Ukraine is waging a ‘deep war’ to downgrade Russian forces as Moscow continues its scorched earth campaign.


A Russian train carrying troops and equipment to bolster positions in southern Ukraine was blown up by US-supplied precision missiles last weekend, killing dozens of soldiers and destroying many rail cars, according to Ukrainian officials, who released satellite images of the attack site to support their claim. support.

At the same time, Russia attempted to renew its diligent effort to advance into eastern Ukraine, once again covering the front with overwhelming artillery fire as it tried to reposition ground forces to advance.

On several fronts, the Ukrainian and Russian military tried to dictate how and where the battle would take place. A lot will revolve around which army succeeds.

For the Ukrainians, this means attacking the Russians where they are weakest on both the Eastern and Southern fronts, using the same tactics they used in the early months of the war to keep the Russians away from Kiev and other cities. and villages in the region. north.

For the Russians, that means using the kind of brute force that has destroyed many of the cities now under their control.

As more Western long-range weapons have arrived in the country, Ukraine has increasingly been able to attack what military analysts call a “deep war” by attacking Russian command and control centers, hitting key supply routes, in a attempt to isolate Russian troops in pockets, and engage Ukrainian guerrillas behind enemy lines in the south to assist in attacking Russian positions and sabotage.

Last weekend’s attack on the train was the latest in a series of strikes that have disrupted Russian logistics efforts and caused serious casualties.

“According to intelligence data, all the drivers and engineers of the Russian railway company transporting military cargo from Crimea to the Kherson region were killed,” Anton Gerashchenko, an adviser to the Interior Ministry, said Monday morning.

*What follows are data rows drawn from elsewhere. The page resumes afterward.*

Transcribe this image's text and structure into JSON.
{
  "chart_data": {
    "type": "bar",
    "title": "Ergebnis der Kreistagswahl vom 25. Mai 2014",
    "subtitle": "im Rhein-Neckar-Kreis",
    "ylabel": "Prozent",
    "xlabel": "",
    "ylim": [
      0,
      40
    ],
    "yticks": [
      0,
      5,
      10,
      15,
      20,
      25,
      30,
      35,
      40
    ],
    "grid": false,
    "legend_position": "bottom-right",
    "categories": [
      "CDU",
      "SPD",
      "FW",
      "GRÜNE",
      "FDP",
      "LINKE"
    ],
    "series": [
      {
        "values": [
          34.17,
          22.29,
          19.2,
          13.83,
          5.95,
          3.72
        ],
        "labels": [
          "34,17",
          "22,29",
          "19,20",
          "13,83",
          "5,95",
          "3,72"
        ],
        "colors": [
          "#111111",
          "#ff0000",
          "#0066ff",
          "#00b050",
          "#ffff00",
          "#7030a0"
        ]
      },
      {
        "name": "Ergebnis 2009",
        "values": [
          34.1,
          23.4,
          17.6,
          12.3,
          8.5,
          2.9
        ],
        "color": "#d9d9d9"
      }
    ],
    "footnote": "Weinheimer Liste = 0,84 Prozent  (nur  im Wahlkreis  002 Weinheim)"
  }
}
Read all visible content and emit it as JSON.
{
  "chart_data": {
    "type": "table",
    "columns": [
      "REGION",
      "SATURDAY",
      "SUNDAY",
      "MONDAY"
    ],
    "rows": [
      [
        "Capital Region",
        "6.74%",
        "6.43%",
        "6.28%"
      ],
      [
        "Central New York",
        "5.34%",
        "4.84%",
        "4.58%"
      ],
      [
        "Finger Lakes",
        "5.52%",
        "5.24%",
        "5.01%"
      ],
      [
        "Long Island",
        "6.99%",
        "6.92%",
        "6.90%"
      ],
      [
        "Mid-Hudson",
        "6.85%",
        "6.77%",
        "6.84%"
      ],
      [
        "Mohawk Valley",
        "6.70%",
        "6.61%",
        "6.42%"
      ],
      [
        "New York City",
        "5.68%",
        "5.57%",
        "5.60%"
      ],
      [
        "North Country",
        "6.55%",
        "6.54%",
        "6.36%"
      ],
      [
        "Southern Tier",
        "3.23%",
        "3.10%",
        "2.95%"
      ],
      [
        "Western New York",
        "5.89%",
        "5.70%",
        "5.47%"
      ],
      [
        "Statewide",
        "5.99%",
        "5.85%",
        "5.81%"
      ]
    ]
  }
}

While his specific claims cannot be independently verified, video of an explosion and satellite images of the aftermath provided evidence that the Ukrainians hit a Russian train along one of the two main railway lines running from Crimea to southern Ukraine.

The Ukrainian military said on Monday it had destroyed at least 15 ammunition depots in southern Ukraine alone — many of the attacks captured on video — in recent weeks, forcing the Russians to use surface-to-air missiles to hit ground targets. The Pentagon said last week that Ukraine was using Western weapons to increasingly devastating effect.

The Ukrainians have become very effective at finding and killing Russian command and control centers and destroying large amounts of Russian equipment, a senior US Department of Defense official said Friday.

The exiled Ukrainian governor of Kherson, Dmytro Butrii, said on Monday that some 46 villages in the province had been liberated, but some had been almost completely destroyed and were still under Russian shelling.

The Russians have shown that they can still cause widespread death and destruction with the vast arsenal they still have at their disposal.

The use of overwhelming force has been at the heart of Russian military doctrine since Soviet times. The advances made by their forces in the eastern region of Luhansk this spring came only after Russian artillery had effectively reduced the cities to rubble.

“Their tactics remain much the same as during the hostilities in the Luhansk region,” Serhii Haidai, chief of Luhansk’s regional military administration, said Monday.

He said that the Russians made daily attempts to launch an offensive against the city of Bakhmut in the Donetsk region, but had so far failed to breach the main Ukrainian defense lines.

Russian forces in the east — and in certain parts of the south — were also rallying troops to try to advance along various lines of attack, Ukraine’s military high command said. While Western military analysts think Russia is unlikely to succeed in attempting to capture large new swathes of territory, the Ukrainians should respond — and influence how quickly they can mount a counter-offensive in southern Ukraine.

The Ukrainian government has expressed growing confidence that as long as the West continues to supply the weapons it needs, Ukraine can win the war. But Kiev also needs to convince a war-weary public and Western allies to be patient.